Les « travailleurs et travailleuses » (comme disait Arlette de « lutte-ou» en 1974), mais ici en 1848 sur la ligne du Semmering. Acquisition tant tardive des mêmes droits que les mâles et de la même musculature virile qui va avec ? Non : misère.

Le tunnel de faîte est très difficile à creuser : tout est à inventer, et Von Ghegha procède par puits verticaux ou obliques aboutissant au chantier et par lesquels passent les ouvriers et les matériaux. Les éboulements et les inondations sont de la partie, car la connaissance géologique est approximative sinon nulle.

Le 27 juillet, l’Empereur parcourt la ligne Vienne-Trieste avec Von Ghegha, invité dans le train officiel : pour lui, le tronçon du Semmering n’a été qu’un épisode, et seule compte l’inauguration intégrale de toute la ligne. La locomotive, en gare de Glognitz, lâche un tel jet de vapeur que l’on craint que la marquise (il s’agit de la verrière) soit pulvérisée ou, pour le moins, grillée. Sa Majesté n’y voit aucune action républicaine et anti-monarchique déplacée. Mieux encore : l’empereur se déclare même enchanté du voyage et range l’incident parmi les aléas techniques que risque de subir tout être vivant s’approchant d’une locomotive.

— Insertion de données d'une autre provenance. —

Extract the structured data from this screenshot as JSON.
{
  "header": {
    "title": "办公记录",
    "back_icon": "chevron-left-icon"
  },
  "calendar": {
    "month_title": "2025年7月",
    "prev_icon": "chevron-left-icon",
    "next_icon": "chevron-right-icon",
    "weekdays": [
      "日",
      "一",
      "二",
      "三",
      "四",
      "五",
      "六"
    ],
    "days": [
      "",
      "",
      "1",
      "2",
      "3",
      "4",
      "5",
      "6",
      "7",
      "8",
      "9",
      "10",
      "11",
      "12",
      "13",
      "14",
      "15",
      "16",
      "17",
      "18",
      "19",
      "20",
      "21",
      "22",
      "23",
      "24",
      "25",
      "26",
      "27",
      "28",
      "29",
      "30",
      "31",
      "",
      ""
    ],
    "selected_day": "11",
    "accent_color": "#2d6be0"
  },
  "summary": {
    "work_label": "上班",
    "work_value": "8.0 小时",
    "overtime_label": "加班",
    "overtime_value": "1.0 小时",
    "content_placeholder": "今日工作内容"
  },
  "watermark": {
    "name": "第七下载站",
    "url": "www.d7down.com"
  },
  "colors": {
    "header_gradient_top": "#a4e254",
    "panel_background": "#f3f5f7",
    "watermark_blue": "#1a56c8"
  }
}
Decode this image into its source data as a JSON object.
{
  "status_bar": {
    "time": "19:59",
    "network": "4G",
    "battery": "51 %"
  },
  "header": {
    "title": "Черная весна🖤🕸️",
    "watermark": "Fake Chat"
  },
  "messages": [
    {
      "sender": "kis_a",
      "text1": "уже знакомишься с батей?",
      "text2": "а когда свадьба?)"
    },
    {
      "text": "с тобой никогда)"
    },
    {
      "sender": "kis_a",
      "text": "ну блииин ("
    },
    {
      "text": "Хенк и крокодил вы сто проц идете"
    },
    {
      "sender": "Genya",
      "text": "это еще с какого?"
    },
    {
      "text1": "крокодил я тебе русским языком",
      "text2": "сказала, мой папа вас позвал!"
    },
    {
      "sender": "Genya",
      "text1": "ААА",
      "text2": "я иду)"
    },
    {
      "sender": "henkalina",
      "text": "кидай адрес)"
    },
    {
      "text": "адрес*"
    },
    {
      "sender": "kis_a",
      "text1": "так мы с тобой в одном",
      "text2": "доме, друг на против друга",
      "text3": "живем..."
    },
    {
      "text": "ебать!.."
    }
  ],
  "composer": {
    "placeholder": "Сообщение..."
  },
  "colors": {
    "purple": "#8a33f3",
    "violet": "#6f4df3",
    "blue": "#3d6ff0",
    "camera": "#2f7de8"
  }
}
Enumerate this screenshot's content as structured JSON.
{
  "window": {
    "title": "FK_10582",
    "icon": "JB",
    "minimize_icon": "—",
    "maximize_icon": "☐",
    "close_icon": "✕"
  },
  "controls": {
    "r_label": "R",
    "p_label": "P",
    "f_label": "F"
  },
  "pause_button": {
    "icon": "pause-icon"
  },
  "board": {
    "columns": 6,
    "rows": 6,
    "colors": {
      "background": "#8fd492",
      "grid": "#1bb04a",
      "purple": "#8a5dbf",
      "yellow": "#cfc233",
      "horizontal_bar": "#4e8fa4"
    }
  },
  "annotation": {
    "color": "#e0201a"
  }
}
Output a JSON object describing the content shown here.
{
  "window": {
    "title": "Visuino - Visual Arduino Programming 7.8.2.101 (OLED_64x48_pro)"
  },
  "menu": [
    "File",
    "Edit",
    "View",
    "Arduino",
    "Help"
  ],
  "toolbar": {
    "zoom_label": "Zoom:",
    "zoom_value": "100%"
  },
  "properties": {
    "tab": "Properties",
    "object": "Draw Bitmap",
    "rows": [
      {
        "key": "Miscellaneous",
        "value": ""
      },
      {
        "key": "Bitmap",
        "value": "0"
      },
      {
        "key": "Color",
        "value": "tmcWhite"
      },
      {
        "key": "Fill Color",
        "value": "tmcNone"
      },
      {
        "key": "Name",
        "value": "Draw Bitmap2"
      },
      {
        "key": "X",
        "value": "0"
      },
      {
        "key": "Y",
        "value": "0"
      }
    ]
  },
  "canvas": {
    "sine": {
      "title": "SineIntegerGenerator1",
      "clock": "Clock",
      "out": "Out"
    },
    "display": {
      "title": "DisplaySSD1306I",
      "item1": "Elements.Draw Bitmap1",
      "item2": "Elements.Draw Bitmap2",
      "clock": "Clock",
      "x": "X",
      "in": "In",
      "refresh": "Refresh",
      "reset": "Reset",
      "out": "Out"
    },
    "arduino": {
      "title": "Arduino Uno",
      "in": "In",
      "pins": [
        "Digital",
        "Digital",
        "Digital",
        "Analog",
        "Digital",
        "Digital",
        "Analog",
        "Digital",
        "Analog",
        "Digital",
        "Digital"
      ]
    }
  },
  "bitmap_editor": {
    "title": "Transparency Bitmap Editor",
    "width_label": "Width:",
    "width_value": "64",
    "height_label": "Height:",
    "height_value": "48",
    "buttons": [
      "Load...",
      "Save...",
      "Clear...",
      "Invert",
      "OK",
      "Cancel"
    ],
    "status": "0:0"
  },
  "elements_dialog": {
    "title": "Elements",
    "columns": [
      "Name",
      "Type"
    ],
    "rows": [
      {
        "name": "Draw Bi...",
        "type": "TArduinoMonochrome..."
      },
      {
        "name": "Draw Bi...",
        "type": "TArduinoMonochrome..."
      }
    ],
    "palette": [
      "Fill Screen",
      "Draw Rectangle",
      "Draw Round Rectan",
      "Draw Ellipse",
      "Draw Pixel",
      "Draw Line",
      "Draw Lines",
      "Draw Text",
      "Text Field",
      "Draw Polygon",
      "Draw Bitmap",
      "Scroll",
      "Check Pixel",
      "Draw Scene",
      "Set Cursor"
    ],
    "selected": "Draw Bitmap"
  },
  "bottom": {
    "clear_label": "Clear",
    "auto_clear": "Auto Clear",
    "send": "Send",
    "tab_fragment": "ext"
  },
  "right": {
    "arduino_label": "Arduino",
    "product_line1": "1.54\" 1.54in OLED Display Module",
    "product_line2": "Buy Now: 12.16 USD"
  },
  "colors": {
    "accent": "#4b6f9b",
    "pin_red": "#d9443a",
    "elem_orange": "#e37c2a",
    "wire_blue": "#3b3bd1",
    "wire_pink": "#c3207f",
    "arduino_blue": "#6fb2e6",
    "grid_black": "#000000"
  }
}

L’impressionnante et grandiose gare du Nordbahn à Vienne, d’après l’Atlas Perdonnet et Polonceau de 1845. On notera la domination quasi absolue de la plaque tournante qui, pour un moindre coût et une moindre fragilité que l’appareil de voie à lames mobiles, rend les mouvements en gare interminables et compliqués.
La gare du Nordbahn à Vienne, d’après un ouvrage russe écrit par Gabriel Baranovsky en 1908. Le bâtiment semble avoir été profondément modifié si on compare le dessin avec le plan de 1845 au-dessus.
La gare du col du Semmering, vue vers 1910. On notera que le bon air ne profite pas seulement aux wagons de marchandises, mais aussi aux clients “ferrovipathes” de la “Kurhaus” (sanatorium) avec vue directe sur les voies.

Le concours du Semmering : la naissance en montagne des trains de marchandises.

Le journal “Eisenbahnzeitung” de Stuttgart, revue technique de chemins de fer très connue à l’époque, précise les conditions d’un concours ouvert pour stimuler la recherche technique ferroviaire. C’est l’ingénieur Etzel qui signe le texte. Il est le concepteur de ce concours. Les esprits éclairés voient, en quelque sorte, le concours du Semmering comme le « Rainhill des marchandises » comme on le dit à l’époque. En effet, c’est au Royaume-Uni, à Rainhill, une vingtaine d’années plus tôt, en 1829, qu’eut lieu le tout premier concours de locomotives organisé par Georges Stephenson pour sa ligne de Liverpool à Manchester, la première ligne commerciale et “moderne”.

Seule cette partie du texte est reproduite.